Clearly, given how much larger and poorer in a relative sense North Korea is in comparison to South Korea as compared to East and West Germany, South Korea cannot afford to offer the same package of benefits to the North Koreans that the West Germans offered the Ossies. (This point is reinforced if one considers the growing burden created by rapid aging in the South.) Specifically, Zang envisions a social security and pension system in which South Koreans will get more than North Koreans for some transitional period, and North Koreans who stay at home will get more than those who migrate south.

The reader can judge whether in the end they regard Zang’s plan as “realistic;” it strikes me as much more considered than some of the tale spinning that passes for serious thought on this issue.

To add to the economic incentives to stay at home Zang advocates the immediate privatization and transfer of title to user/occupants of de facto private houses, apartments, and small shops (excluding a small group of regime elites). However, if one really wanted to make this an effective anti-migration program, one might want to make this transfer contingent on the recipient remaining in place for some specified period of time, otherwise the recipient might just resell the asset to finance migration! For rural residents, Zang puts forward the interesting proposal of allowing collective farm members to determine privatization rules themselves.

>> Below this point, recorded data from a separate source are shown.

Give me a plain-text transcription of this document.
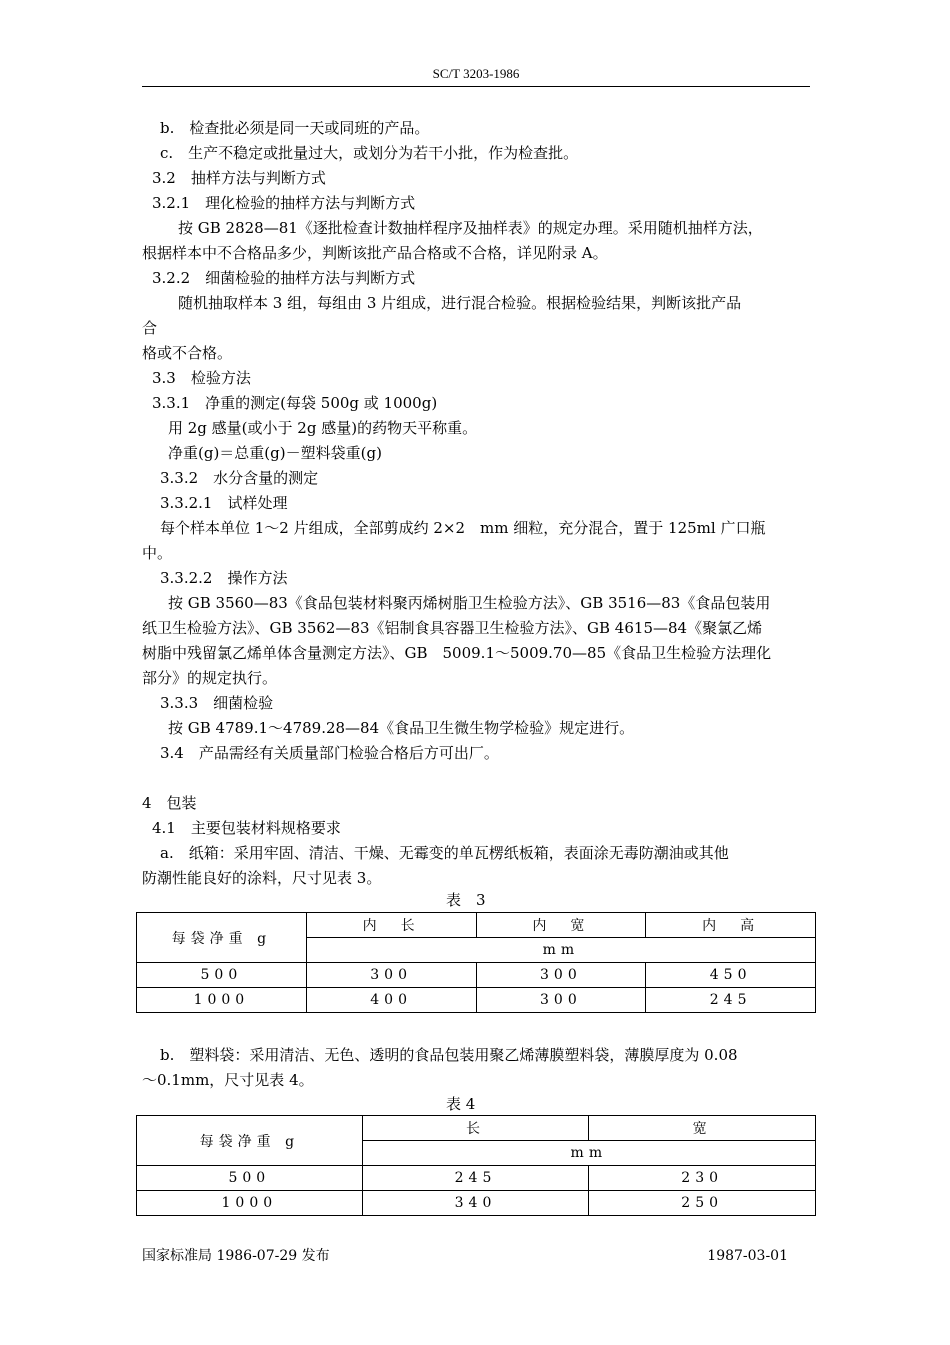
SC/T 3203-1986
b.　检查批必须是同一天或同班的产品。
c.　生产不稳定或批量过大，或划分为若干小批，作为检查批。
3.2　抽样方法与判断方式
3.2.1　理化检验的抽样方法与判断方式
按 GB 2828—81《逐批检查计数抽样程序及抽样表》的规定办理。采用随机抽样方法，
根据样本中不合格品多少，判断该批产品合格或不合格，详见附录 A。
3.2.2　细菌检验的抽样方法与判断方式
随机抽取样本 3 组，每组由 3 片组成，进行混合检验。根据检验结果，判断该批产品
合
格或不合格。
3.3　检验方法
3.3.1　净重的测定(每袋 500g 或 1000g)
用 2g 感量(或小于 2g 感量)的药物天平称重。
净重(g)＝总重(g)－塑料袋重(g)
3.3.2　水分含量的测定
3.3.2.1　试样处理
每个样本单位 1～2 片组成，全部剪成约 2×2　mm 细粒，充分混合，置于 125ml 广口瓶
中。
3.3.2.2　操作方法
按 GB 3560—83《食品包装材料聚丙烯树脂卫生检验方法》、GB 3516—83《食品包装用
纸卫生检验方法》、GB 3562—83《铝制食具容器卫生检验方法》、GB 4615—84《聚氯乙烯
树脂中残留氯乙烯单体含量测定方法》、GB　5009.1～5009.70—85《食品卫生检验方法理化
部分》的规定执行。
3.3.3　细菌检验
按 GB 4789.1～4789.28—84《食品卫生微生物学检验》规定进行。
3.4　产品需经有关质量部门检验合格后方可出厂。
4　包装
4.1　主要包装材料规格要求
a.　纸箱：采用牢固、清洁、干燥、无霉变的单瓦楞纸板箱，表面涂无毒防潮油或其他
防潮性能良好的涂料，尺寸见表 3。
表　3
每袋净重 g	内　长	内　宽	内　高
	mm		
500	300	300	450
1000	400	300	245
b.　塑料袋：采用清洁、无色、透明的食品包装用聚乙烯薄膜塑料袋，薄膜厚度为 0.08
～0.1mm，尺寸见表 4。
表 4
每袋净重 g	长	宽
	mm	
500	245	230
1000	340	250
国家标准局 1986-07-29 发布	1987-03-01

Next Zang considers the issue of wealth transfer, arguing, correctly, that aspects of the German monetary union were designed to shift wealth to East German recipients. Zang says a favorable conversion rate is not the only way such a wealth transfer could be accomplished—the South Korean government could just hand North Korean residents cash.

Large-scale privatization proceeds would go into a trust fund to support the unification process.  Zang observes that many North Korean SOEs are dilapidated, and privatization proceeds have been disappointing in other cases. But North Korea has considerable mineral wealth, and the privatization of the mines could bring in significant revenue that could be recycled to the residents of North Korea, providing them with capital to start businesses, for example.

One can question whether removing the DMZ and pushing money into North Korea would be sufficient to impede potentially destabilizing levels of mass migration. But Zang has offered an alternative view of the unification process, and it is one that may have greater resonance with South Korean progressives who soon may well be calling the shots in Seoul.